Decorator that calls pilot.step(...) before the function body. tool defaults to the function name.

Exceptions

StatepilotError
├── StateMachineError          # invalid machine definition (definition-time)
└── GuardViolation             # runtime rule broken — catch this for "agent misbehaved"
    ├── TransitionError        # tool not allowed in the current state
    ├── LoopLimitExceeded      # state revisited / tool repeated too often
    ├── BudgetExceeded         # cumulative cost over budget
    └── StepLimitExceeded      # too many total steps

LangGraph adapter (experimental)

If you orchestrate with LangGraph, statepilot.adapters.guard_node wraps a node so the pilot guards it:

from statepilot import StateMachine, Pilot
from statepilot.adapters import guard_node
# from langgraph.graph import StateGraph

pilot = Pilot(machine, budget=5.0)
# graph = StateGraph(MyState)
# graph.add_node("research", guard_node(pilot, research_node, cost=1.0))
# graph.add_node("draft",    guard_node(pilot, draft_node))

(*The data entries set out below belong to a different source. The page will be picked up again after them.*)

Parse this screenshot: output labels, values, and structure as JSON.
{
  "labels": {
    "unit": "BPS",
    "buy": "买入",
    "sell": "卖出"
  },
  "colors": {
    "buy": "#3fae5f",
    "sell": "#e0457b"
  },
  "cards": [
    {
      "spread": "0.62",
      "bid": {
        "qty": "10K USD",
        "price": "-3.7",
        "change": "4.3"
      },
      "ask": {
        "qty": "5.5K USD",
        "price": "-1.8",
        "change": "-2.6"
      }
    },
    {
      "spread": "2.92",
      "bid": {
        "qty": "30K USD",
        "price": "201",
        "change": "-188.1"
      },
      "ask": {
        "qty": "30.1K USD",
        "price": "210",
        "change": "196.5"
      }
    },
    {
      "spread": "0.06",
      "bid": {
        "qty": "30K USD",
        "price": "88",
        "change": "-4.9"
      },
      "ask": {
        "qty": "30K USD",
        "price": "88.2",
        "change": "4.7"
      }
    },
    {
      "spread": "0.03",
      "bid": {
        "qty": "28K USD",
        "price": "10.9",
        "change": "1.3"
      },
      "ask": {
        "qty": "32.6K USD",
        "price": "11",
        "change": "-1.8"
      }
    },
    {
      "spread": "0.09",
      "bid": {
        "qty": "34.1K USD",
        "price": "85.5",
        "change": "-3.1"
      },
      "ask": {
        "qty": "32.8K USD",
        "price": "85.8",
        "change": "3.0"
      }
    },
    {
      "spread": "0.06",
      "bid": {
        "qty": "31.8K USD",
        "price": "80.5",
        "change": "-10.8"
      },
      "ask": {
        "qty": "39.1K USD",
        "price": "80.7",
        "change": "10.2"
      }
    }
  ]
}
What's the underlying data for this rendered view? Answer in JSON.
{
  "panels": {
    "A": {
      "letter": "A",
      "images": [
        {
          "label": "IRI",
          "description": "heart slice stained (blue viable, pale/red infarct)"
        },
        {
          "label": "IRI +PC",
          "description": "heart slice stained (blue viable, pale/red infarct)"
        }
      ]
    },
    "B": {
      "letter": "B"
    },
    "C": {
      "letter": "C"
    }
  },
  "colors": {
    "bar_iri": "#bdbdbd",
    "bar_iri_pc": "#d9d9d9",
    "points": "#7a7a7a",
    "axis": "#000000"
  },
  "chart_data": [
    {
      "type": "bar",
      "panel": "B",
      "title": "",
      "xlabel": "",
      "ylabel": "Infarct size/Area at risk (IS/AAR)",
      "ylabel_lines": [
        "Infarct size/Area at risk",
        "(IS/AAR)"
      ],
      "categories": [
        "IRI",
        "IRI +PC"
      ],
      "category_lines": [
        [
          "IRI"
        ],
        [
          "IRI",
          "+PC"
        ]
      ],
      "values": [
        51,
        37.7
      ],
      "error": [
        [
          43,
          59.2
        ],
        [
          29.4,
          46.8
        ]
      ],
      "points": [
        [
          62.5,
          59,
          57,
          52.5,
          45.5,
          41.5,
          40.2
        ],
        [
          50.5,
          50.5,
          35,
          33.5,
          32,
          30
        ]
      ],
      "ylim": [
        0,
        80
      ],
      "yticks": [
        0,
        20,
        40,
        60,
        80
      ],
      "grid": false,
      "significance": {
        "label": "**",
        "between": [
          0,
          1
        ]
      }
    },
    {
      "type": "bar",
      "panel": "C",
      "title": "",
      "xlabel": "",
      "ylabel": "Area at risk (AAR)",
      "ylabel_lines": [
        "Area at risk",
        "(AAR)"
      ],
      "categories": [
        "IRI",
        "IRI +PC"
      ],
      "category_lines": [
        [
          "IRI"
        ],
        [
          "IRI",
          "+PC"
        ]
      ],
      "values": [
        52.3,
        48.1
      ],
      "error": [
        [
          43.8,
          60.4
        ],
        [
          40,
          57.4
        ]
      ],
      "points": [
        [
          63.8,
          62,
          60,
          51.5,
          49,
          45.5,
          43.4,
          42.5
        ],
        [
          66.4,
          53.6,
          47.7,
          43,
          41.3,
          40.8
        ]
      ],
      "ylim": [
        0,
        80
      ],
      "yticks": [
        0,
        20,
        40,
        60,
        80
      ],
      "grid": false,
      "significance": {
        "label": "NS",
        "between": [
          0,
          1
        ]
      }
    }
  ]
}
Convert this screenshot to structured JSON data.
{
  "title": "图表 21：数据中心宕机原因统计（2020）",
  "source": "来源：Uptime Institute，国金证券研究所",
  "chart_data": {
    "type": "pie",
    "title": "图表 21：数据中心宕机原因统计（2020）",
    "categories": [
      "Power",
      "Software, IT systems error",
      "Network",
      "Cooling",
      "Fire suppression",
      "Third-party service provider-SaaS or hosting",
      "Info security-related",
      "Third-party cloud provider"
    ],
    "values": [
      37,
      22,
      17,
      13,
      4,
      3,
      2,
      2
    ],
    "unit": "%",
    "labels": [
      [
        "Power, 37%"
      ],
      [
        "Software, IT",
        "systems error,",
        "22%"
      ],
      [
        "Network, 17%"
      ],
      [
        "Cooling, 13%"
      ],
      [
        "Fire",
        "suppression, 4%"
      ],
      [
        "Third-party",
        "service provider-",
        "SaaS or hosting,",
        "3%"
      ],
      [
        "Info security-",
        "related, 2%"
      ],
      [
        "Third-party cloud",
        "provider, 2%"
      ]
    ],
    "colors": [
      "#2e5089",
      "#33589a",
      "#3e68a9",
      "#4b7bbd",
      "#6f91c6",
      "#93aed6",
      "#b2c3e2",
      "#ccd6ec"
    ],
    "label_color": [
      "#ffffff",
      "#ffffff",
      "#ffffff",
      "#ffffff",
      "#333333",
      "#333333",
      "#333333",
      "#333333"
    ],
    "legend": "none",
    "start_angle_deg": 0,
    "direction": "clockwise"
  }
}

It targets LangGraph's stable node contract (a callable state -> partial state dict) and never imports langgraph itself, so it adds no import-time dependency and does not break when the LangGraph API changes. It is deliberately minimal and marked experimental — conditional edges, Send fan-out, and checkpoint/resume are out of scope. For full control, just drive the Pilot inside your own node functions; that path is fully supported.

The adapter needs no extra dependency — it works with any callable. Install LangGraph in your own project if you use it.

Concurrency

A Pilot holds the mutable state of one agent run and is not thread-safe — use one pilot per run, don't share it across threads, and call pilot.reset() to reuse it. pilot.history is an immutable snapshot (a tuple), so reading or logging it can never desync the run's guards.

Status

Beta (0.1.0). The core API (StateMachine, Pilot, @guarded) is what we intend to keep stable. No benchmarks are claimed — the design goal is correctness and a tiny footprint, not throughput. Issues and PRs welcome.

License

MIT © 2026 StudioMeyer. See LICENSE.